- O Banco Interamericano de Desenvolvimento (BID) anunciou novos produtos financeiros para a agenda climática durante evento no Museu do Amanhã.
- O presidente do BID, Ilan Goldfajn, revelou o fundo de equity climático “Colabora”, que busca reunir capital de investidores para iniciativas climáticas.
- O valor a ser alocado no fundo ainda está em discussão, com o BID avaliando o interesse dos investidores.
- Além do “Colabora”, o BID planeja a iniciativa “Reinveste mais”, que agrupa carteiras de bancos locais e oferece garantias multilaterais.
- Goldfajn destacou que a retirada dos Estados Unidos da agenda climática não afeta a captação de recursos, mas o BID enfrenta desafios para angariar trilhões de dólares necessários para o financiamento climático em mercados emergentes.

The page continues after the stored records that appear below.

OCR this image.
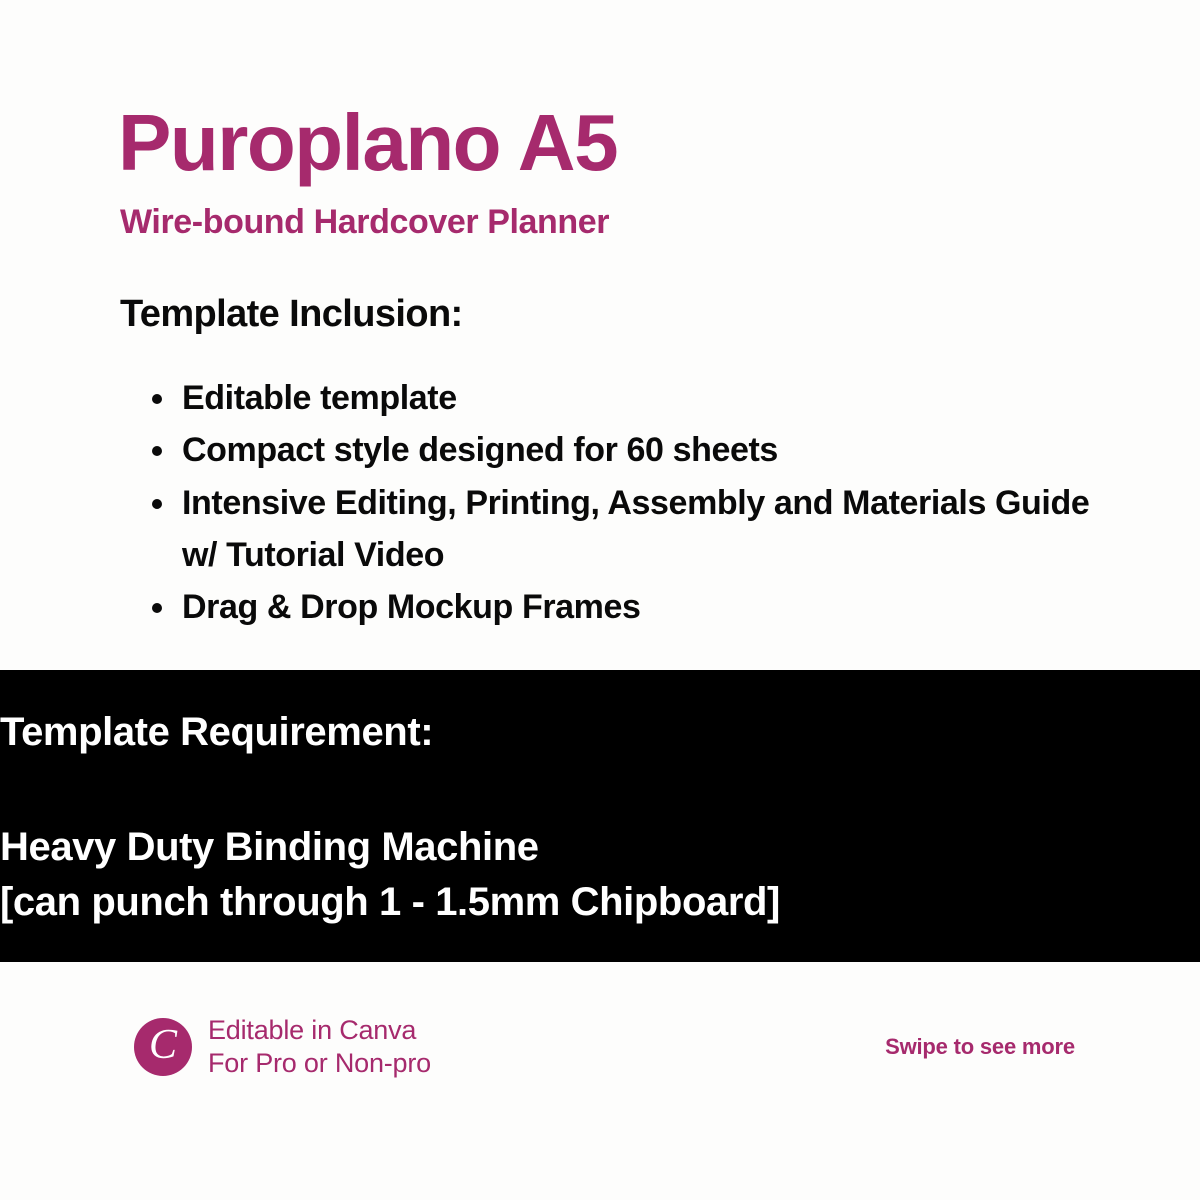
Puroplano A5
Wire-bound Hardcover Planner
Template Inclusion:
Editable template
Compact style designed for 60 sheets
Intensive Editing, Printing, Assembly and Materials Guide w/ Tutorial Video
Drag & Drop Mockup Frames
Template Requirement:
Heavy Duty Binding Machine
[can punch through 1 - 1.5mm Chipboard]
C Editable in Canva
For Pro or Non-pro
Swipe to see more
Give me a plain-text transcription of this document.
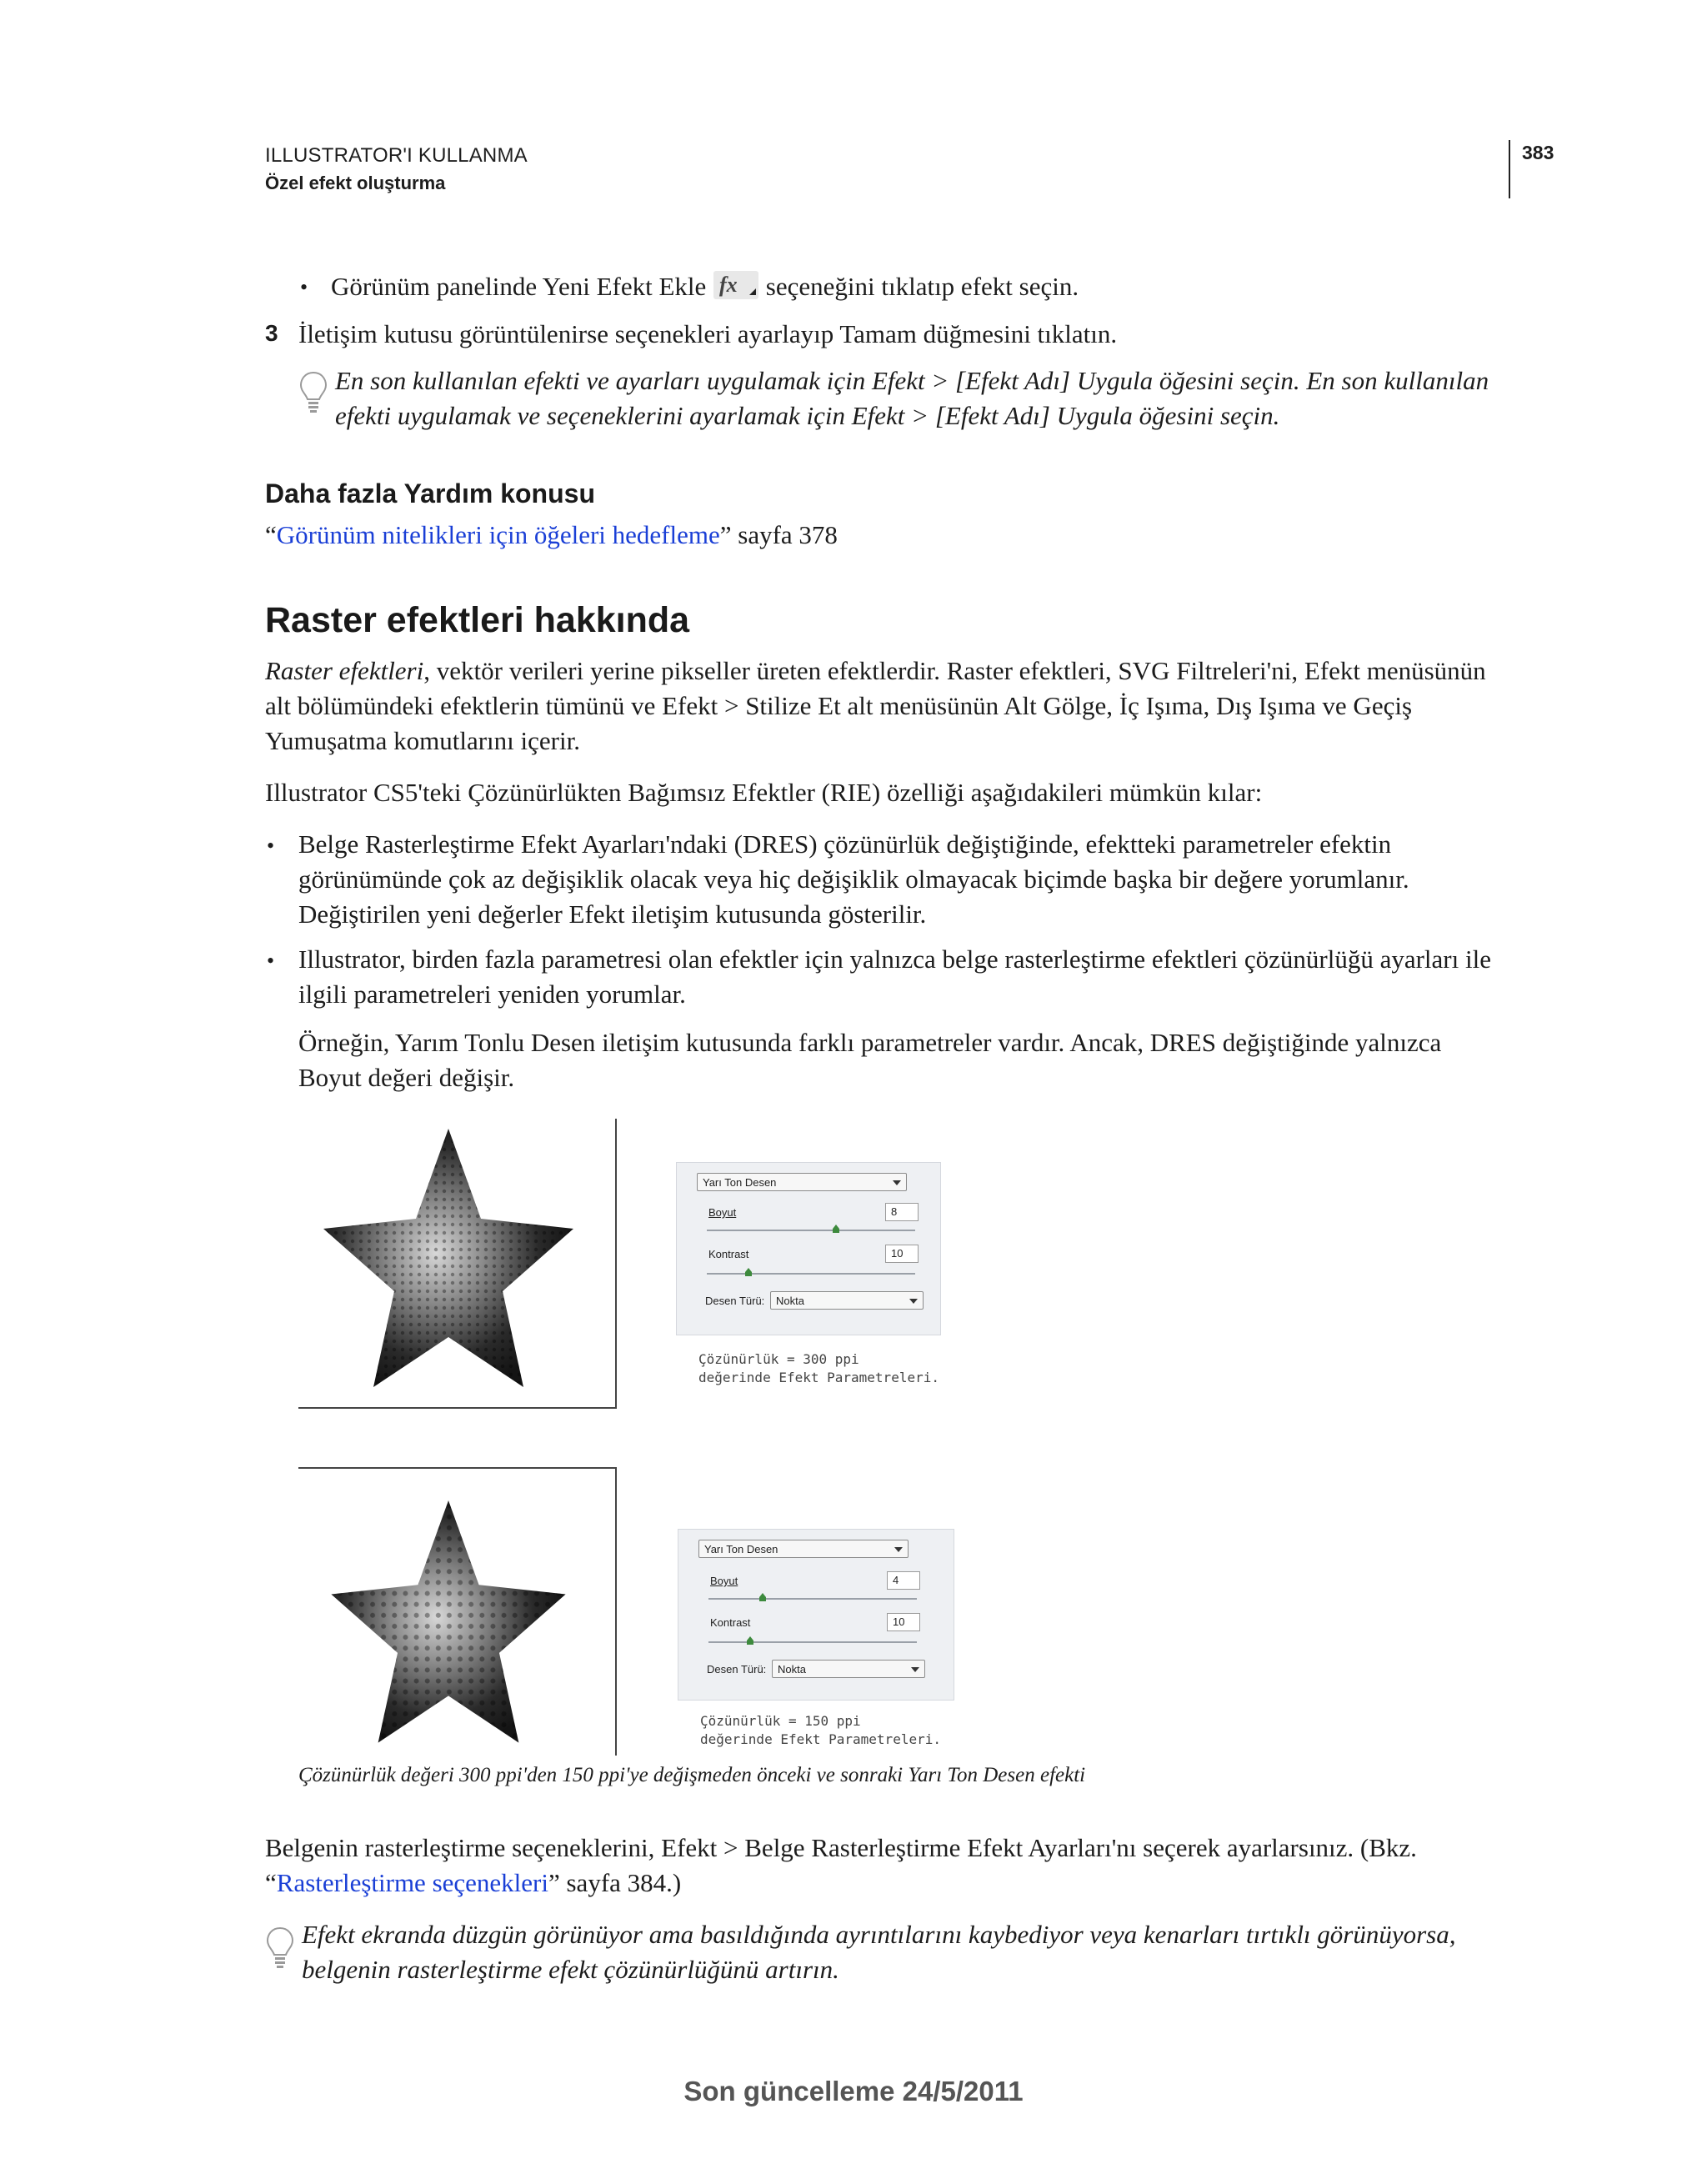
ILLUSTRATOR'I KULLANMA
Özel efekt oluşturma
383
• Görünüm panelinde Yeni Efekt Ekle fx seçeneğini tıklatıp efekt seçin.
3 İletişim kutusu görüntülenirse seçenekleri ayarlayıp Tamam düğmesini tıklatın.
En son kullanılan efekti ve ayarları uygulamak için Efekt > [Efekt Adı] Uygula öğesini seçin. En son kullanılan
efekti uygulamak ve seçeneklerini ayarlamak için Efekt > [Efekt Adı] Uygula öğesini seçin.
Daha fazla Yardım konusu
“Görünüm nitelikleri için öğeleri hedefleme” sayfa 378
Raster efektleri hakkında
Raster efektleri, vektör verileri yerine pikseller üreten efektlerdir. Raster efektleri, SVG Filtreleri'ni, Efekt menüsünün
alt bölümündeki efektlerin tümünü ve Efekt > Stilize Et alt menüsünün Alt Gölge, İç Işıma, Dış Işıma ve Geçiş
Yumuşatma komutlarını içerir.
Illustrator CS5'teki Çözünürlükten Bağımsız Efektler (RIE) özelliği aşağıdakileri mümkün kılar:
• Belge Rasterleştirme Efekt Ayarları'ndaki (DRES) çözünürlük değiştiğinde, efektteki parametreler efektin
görünümünde çok az değişiklik olacak veya hiç değişiklik olmayacak biçimde başka bir değere yorumlanır.
Değiştirilen yeni değerler Efekt iletişim kutusunda gösterilir.
• Illustrator, birden fazla parametresi olan efektler için yalnızca belge rasterleştirme efektleri çözünürlüğü ayarları ile
ilgili parametreleri yeniden yorumlar.
Örneğin, Yarım Tonlu Desen iletişim kutusunda farklı parametreler vardır. Ancak, DRES değiştiğinde yalnızca
Boyut değeri değişir.
Yarı Ton Desen
Boyut	8
Kontrast	10
Desen Türü:	Nokta
Çözünürlük = 300 ppi
değerinde Efekt Parametreleri.
Yarı Ton Desen
Boyut	4
Kontrast	10
Desen Türü:	Nokta
Çözünürlük = 150 ppi
değerinde Efekt Parametreleri.
Çözünürlük değeri 300 ppi'den 150 ppi'ye değişmeden önceki ve sonraki Yarı Ton Desen efekti
Belgenin rasterleştirme seçeneklerini, Efekt > Belge Rasterleştirme Efekt Ayarları'nı seçerek ayarlarsınız. (Bkz.
“Rasterleştirme seçenekleri” sayfa 384.)
Efekt ekranda düzgün görünüyor ama basıldığında ayrıntılarını kaybediyor veya kenarları tırtıklı görünüyorsa,
belgenin rasterleştirme efekt çözünürlüğünü artırın.
Son güncelleme 24/5/2011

No contexto da preparação para a COP 30, o Banco Interamericano de Desenvolvimento (BID) anunciou novos produtos financeiros para impulsionar a mobilização de recursos para a agenda climática. Durante um evento no Museu do Amanhã, o presidente do BID, Ilan Goldfajn, revelou que o banco pretende lançar o fundo de equity climático “Colabora”. Este fundo visa reunir capital de diferentes investidores para potencializar os recursos destinados a iniciativas climáticas.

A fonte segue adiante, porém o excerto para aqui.